Construye tu propia marca Parte I

Bastaron unos minutos para que la marca personal del ex gobernador de Nueva York, Eliot Spitzer, otrora exitosa, se viniera abajo en unos minutos. ¿Cuánto le va a costar? ¿Se podrá recuperar? ¿Cómo se sentirá su familia? No lo sé.

Lo que nos deja como lección es que somos los únicos responsables de lo mejor que un día podremos heredar a nuestros hijos. No una cuenta de banco, ni siquiera una formación académica. No. Un nombre.

¿Qué es exactamente una marca personal?
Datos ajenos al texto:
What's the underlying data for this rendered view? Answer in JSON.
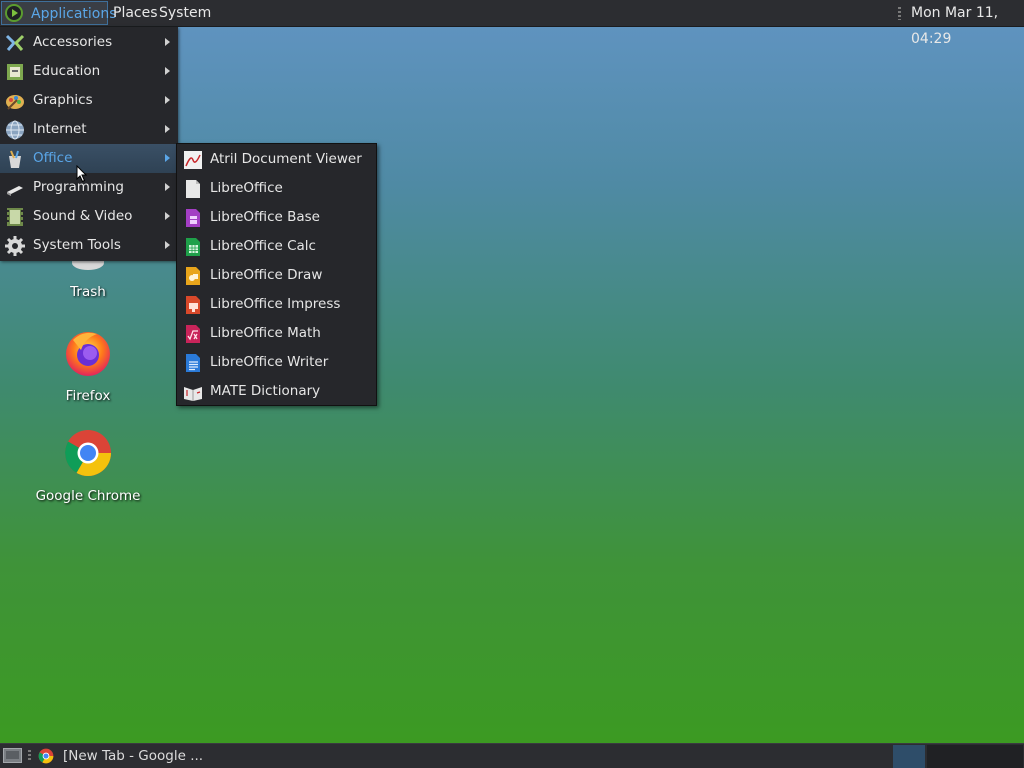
{
  "top_panel": {
    "applications_label": "Applications",
    "places_label": "Places",
    "system_label": "System",
    "clock": "Mon Mar 11, 04:29"
  },
  "applications_menu": {
    "items": [
      {
        "label": "Accessories",
        "icon": "accessories-icon"
      },
      {
        "label": "Education",
        "icon": "education-icon"
      },
      {
        "label": "Graphics",
        "icon": "graphics-icon"
      },
      {
        "label": "Internet",
        "icon": "internet-icon"
      },
      {
        "label": "Office",
        "icon": "office-icon",
        "active": true
      },
      {
        "label": "Programming",
        "icon": "programming-icon"
      },
      {
        "label": "Sound & Video",
        "icon": "sound-video-icon"
      },
      {
        "label": "System Tools",
        "icon": "system-tools-icon"
      }
    ]
  },
  "office_submenu": {
    "items": [
      {
        "label": "Atril Document Viewer",
        "icon": "atril-icon"
      },
      {
        "label": "LibreOffice",
        "icon": "libreoffice-icon"
      },
      {
        "label": "LibreOffice Base",
        "icon": "libreoffice-base-icon"
      },
      {
        "label": "LibreOffice Calc",
        "icon": "libreoffice-calc-icon"
      },
      {
        "label": "LibreOffice Draw",
        "icon": "libreoffice-draw-icon"
      },
      {
        "label": "LibreOffice Impress",
        "icon": "libreoffice-impress-icon"
      },
      {
        "label": "LibreOffice Math",
        "icon": "libreoffice-math-icon"
      },
      {
        "label": "LibreOffice Writer",
        "icon": "libreoffice-writer-icon"
      },
      {
        "label": "MATE Dictionary",
        "icon": "dictionary-icon"
      }
    ]
  },
  "desktop_icons": {
    "trash": "Trash",
    "firefox": "Firefox",
    "chrome": "Google Chrome"
  },
  "taskbar": {
    "window_title": "[New Tab - Google ..."
  },
  "colors": {
    "accent": "#5aa6e8",
    "panel": "#2c2d31",
    "menu_bg": "#26272b"
  }
}
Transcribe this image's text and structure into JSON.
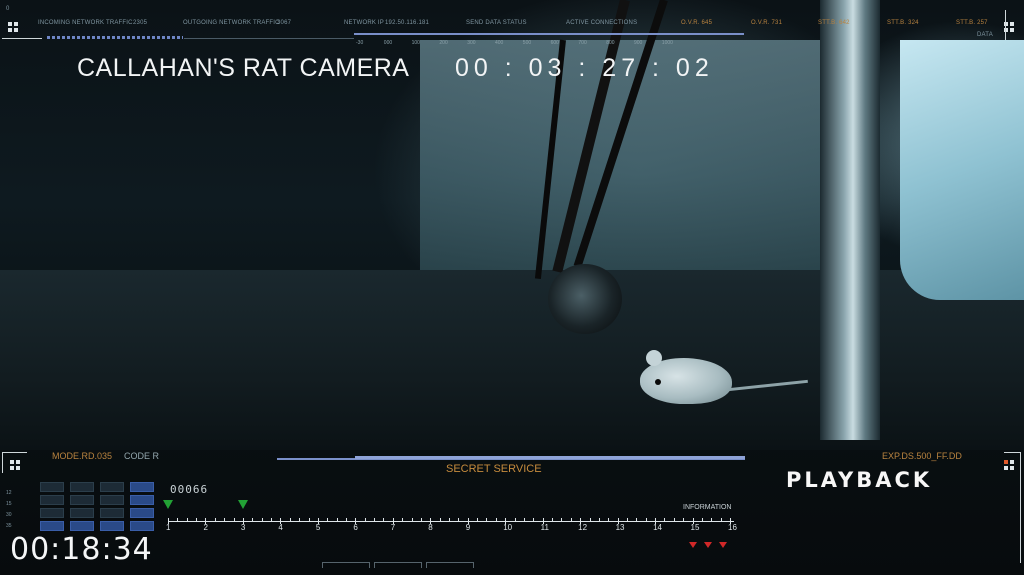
{
  "camera": {
    "title": "CALLAHAN'S RAT CAMERA",
    "timecode": "00 : 03 : 27 : 02",
    "status": "PLAYBACK",
    "clock": "00:18:34",
    "agency": "SECRET SERVICE"
  },
  "top_bar": {
    "incoming_label": "INCOMING NETWORK TRAFFIC",
    "incoming_value": "2305",
    "outgoing_label": "OUTGOING NETWORK TRAFFIC",
    "outgoing_value": "3067",
    "network_ip_label": "NETWORK IP",
    "network_ip_value": "192.50.116.181",
    "send_status_label": "SEND DATA STATUS",
    "connections_label": "ACTIVE CONNECTIONS",
    "ovr1": "O.V.R. 645",
    "ovr2": "O.V.R. 731",
    "sttb1": "STT.B. 642",
    "sttb2": "STT.B. 324",
    "sttb3": "STT.B. 257",
    "data_label": "DATA",
    "corner_zero": "0",
    "scale": [
      "-30",
      "000",
      "100",
      "200",
      "300",
      "400",
      "500",
      "600",
      "700",
      "800",
      "900",
      "1000"
    ]
  },
  "bottom_bar": {
    "mode": "MODE.RD.035",
    "code": "CODE R",
    "exp": "EXP.DS.500_FF.DD",
    "counter": "00066",
    "info_label": "INFORMATION",
    "grid_labels": [
      "12",
      "15",
      "30",
      "35"
    ],
    "grid_lit": [
      [
        false,
        false,
        false,
        true
      ],
      [
        false,
        false,
        false,
        true
      ],
      [
        false,
        false,
        false,
        true
      ],
      [
        true,
        true,
        true,
        true
      ]
    ],
    "timeline": [
      "1",
      "2",
      "3",
      "4",
      "5",
      "6",
      "7",
      "8",
      "9",
      "10",
      "11",
      "12",
      "13",
      "14",
      "15",
      "16"
    ],
    "green_markers_at": [
      1,
      3
    ],
    "red_markers_at": [
      15,
      15.4,
      15.8
    ]
  },
  "colors": {
    "accent_blue": "#7a8fc9",
    "hud_orange": "#b9833f",
    "marker_green": "#22a235",
    "marker_red": "#d12828"
  }
}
Peter Montoya, en su libro "The Personal Branding Phenomenon", lo define así: "Es una identidad personal que estimula una respuesta emocional significativa en otra persona, provocado por sus cualidades o virtudes".

Ahora pensemos, ¿qué palabra o frase queremos que las personas piensen cuando escuchan nuestro nombre?

Por ejemplo: ¿qué piensas cuando escuchas el nombre de Vicente Fox? ¿Salma Hayek? ¿Lorena Ochoa? ¿Te fijas querido lector, lectora, cómo cada uno de estos nombres nos provocan una respuesta emocional particular?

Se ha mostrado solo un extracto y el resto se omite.